Selama ini, Kang Da Wit bekerja dalam sistem yang mapan dan berkecukupan. Segala fasilitas tersedia, dukungan institusi kuat, dan kerja kerasnya dibalas dengan status serta pengakuan. Di tim pro bono, ia justru menghadapi realitas sebaliknya: kasus tanpa bayaran, klien tanpa daya, dan kantor yang bahkan tidak layak disebut representatif.
Kondisi ini mengguncang idealismenya. Ia harus menerima bahwa perjuangan hukum tidak selalu sejalan dengan penghargaan materi. Dari sini, Kang Da Wit mulai memahami makna pengabdian yang sesungguhnya, sesuatu yang tidak pernah ia pelajari dari balik meja hakim.
4. Pengalaman menghadapi gugatan yang dianggap tidak masuk akal

Bagi Kang Da Wit yang rasional dan kalkulatif, banyak gugatan pro bono terdengar tidak realistis. Peluang menang tipis, dasar hukumnya rapuh, dan hasil akhirnya nyaris bisa ditebak. Sebagai mantan hakim, instingnya selalu menolak perkara yang tidak memiliki probabilitas kemenangan.

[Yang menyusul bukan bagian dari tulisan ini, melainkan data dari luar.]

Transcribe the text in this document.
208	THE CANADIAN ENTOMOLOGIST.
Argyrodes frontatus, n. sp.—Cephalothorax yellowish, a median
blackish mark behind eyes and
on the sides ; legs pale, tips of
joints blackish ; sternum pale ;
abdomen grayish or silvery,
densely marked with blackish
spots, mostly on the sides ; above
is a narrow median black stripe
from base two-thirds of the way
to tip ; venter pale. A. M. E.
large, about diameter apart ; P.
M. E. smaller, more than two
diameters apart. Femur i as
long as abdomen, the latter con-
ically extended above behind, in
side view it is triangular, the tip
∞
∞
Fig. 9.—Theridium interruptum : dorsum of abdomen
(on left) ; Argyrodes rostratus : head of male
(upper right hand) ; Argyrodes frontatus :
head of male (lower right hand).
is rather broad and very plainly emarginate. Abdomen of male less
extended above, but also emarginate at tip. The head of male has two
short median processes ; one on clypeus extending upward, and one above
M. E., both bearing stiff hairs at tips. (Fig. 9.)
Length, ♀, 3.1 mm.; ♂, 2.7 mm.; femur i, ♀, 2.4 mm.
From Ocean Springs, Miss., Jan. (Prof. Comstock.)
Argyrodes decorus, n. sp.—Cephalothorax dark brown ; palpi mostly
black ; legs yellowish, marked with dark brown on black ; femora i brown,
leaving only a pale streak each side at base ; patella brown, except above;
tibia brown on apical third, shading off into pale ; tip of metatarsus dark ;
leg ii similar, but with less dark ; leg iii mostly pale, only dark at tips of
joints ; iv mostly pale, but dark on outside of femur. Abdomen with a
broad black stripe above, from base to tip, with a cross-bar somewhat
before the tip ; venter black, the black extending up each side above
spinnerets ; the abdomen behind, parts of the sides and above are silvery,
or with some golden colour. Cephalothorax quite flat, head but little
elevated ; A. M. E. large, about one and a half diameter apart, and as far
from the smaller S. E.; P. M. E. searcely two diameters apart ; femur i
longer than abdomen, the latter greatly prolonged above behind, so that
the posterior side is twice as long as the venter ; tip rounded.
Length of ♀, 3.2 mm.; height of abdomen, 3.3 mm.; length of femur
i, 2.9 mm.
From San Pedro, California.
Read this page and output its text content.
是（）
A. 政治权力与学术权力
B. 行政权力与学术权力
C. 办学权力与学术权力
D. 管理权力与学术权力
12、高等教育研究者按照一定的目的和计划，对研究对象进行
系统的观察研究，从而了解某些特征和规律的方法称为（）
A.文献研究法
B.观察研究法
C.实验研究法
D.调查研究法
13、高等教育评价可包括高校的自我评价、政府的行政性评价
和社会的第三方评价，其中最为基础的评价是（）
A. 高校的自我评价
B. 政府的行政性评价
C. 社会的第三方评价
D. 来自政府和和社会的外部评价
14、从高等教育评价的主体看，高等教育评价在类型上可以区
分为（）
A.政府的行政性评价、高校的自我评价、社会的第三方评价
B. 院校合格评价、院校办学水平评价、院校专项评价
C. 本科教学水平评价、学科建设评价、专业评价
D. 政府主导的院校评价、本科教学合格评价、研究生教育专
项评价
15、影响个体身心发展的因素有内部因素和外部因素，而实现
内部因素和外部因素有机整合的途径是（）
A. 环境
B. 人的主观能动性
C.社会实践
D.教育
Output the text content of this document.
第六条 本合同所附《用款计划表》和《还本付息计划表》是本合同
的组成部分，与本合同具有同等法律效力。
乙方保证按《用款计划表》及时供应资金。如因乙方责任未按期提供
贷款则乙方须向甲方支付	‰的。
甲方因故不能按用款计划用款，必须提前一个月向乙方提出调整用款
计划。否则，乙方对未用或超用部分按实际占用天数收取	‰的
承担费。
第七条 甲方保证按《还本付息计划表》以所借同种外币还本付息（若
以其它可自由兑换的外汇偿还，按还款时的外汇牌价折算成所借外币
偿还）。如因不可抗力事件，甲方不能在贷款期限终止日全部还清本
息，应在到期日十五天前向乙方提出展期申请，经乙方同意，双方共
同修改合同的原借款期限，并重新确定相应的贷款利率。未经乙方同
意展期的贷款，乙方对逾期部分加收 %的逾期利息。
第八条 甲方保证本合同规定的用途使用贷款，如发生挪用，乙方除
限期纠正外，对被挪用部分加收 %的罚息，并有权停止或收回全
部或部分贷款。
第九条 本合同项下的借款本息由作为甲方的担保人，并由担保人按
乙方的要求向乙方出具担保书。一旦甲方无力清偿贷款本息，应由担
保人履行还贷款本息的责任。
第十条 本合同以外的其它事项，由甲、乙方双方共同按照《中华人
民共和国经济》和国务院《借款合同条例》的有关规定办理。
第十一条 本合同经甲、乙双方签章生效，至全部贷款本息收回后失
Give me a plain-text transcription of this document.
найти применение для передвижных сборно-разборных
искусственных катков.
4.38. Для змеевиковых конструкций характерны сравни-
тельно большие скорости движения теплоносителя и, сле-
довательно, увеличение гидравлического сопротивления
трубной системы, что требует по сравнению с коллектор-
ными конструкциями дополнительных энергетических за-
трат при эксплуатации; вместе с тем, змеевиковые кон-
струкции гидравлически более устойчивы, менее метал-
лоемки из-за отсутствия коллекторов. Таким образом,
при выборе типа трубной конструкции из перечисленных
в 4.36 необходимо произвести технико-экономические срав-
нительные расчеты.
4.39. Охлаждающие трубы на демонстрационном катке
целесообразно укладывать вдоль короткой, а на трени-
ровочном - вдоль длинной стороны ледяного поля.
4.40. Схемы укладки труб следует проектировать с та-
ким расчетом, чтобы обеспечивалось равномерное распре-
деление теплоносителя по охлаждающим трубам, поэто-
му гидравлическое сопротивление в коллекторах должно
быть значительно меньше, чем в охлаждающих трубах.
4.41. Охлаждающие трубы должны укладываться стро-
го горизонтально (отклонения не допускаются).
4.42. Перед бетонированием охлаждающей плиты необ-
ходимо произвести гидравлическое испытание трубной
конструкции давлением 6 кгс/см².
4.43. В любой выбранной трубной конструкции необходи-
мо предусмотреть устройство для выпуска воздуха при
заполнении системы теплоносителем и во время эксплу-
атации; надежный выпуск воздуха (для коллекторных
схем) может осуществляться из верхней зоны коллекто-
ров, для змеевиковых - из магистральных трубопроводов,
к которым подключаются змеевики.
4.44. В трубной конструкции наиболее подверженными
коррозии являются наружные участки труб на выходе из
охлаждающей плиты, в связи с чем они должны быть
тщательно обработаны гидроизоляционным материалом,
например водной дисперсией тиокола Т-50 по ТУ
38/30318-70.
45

Namun, ia perlahan menyadari bahwa bagi klien, gugatan tersebut bukan tentang menang. Gugatan adalah bentuk perlawanan terakhir, cara untuk menyuarakan ketidakadilan, dan usaha untuk mendapatkan pengakuan. Di sinilah Kang Da Wit dipaksa menurunkan egonya sebagai ahli hukum.
5. Keyakinan buta terhadap keadilan

Hal paling mendasar yang tidak dimiliki Kang Da Wit adalah keyakinan buta terhadap keadilan. Setiap langkah selalu ia ukur dengan peluang, statistik, dan konsekuensi. Tidak ada ruang bagi harapan kosong atau kepercayaan tanpa dasar.
Berbeda dengan anggota tim pro bono lainnya, Kang Da Wit harus belajar percaya bahwa memperjuangkan sesuatu yang tampak mustahil tetap bermakna. Keyakinan inilah yang perlahan tumbuh, bukan sebagai dogma, tetapi sebagai hasil dari kegagalan demi kegagalan.
Ketiadaan lima hal ini justru menjadi fondasi penting bagi perjalanan Kang Da Wit dalam drama Pro Bono, karena dari kekosongan itulah ia dipaksa belajar ulang tentang makna keadilan, keberpihakan, dan kemanusiaan. Transformasi Kang Da Wit tidak terjadi secara instan, melainkan melalui benturan keras antara idealisme lama dan realitas pahit yang dihadirkan tim pro bono. Pada akhirnya, Pro Bono bukan hanya kisah tentang kasus hukum, melainkan perjalanan seorang mantan hakim yang harus kehilangan segalanya terlebih dahulu sebelum benar-benar memahami apa arti memperjuangkan keadilan.